Białoruscy lekarze uratowali 2-miesięczne dziecko z ciężkim zapaleniem płuc wywołanym przez koronawirusa, donosi kanał białoruskiego Ministerstwa Zdrowia na Telegramie. Jak powiedział dziennikarzom dyrektor Republikańskiego Centrum Naukowo-Praktycznego Chirurgii Dziecięcej Konstantin Drozdowski, był to pierwszy taki przypadek na Białorusi.
Dziecko z ciężkim zapaleniem płuc wywołanym przez koronawirusa było leczone w mohylewskim obwodowym szpitalu dziecięcym.

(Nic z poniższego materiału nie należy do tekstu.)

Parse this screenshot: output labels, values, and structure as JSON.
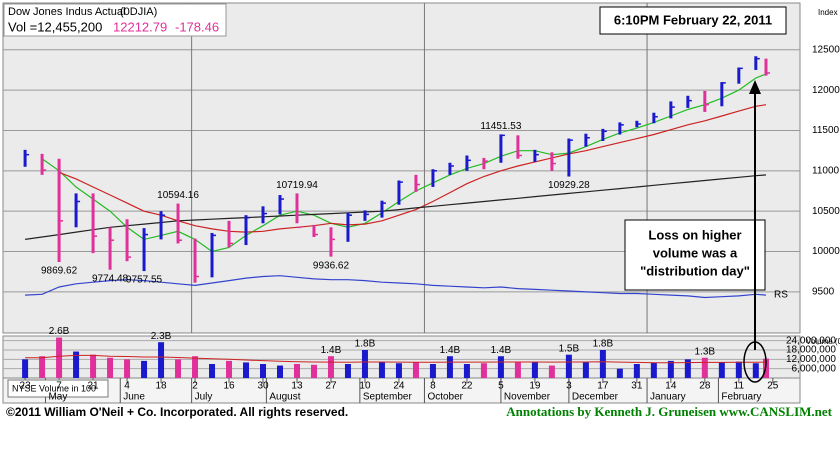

– Niestety wszystkie zabiegi resuscytacyjne, w tym wentylacja mechaniczna, okazały się nieskuteczne i koledzy zwrócili się o pomoc do naszego ośrodka. Przywieziono tam aparat ECMO, podłączono do niego dziecko i przewieziono do naszego ośrodka – powiedział Konstantin Drozdowski.
Dziecko teraz oddycha, przyjmuje pokarm i komunikuje się z matką. Białoruscy lekarze podkreślają, że sprawa ma charakter wyjątkowy, ponieważ powszechnie uważa się, że nosicielstwo Covid-19 nie jest groźne dla dzieci.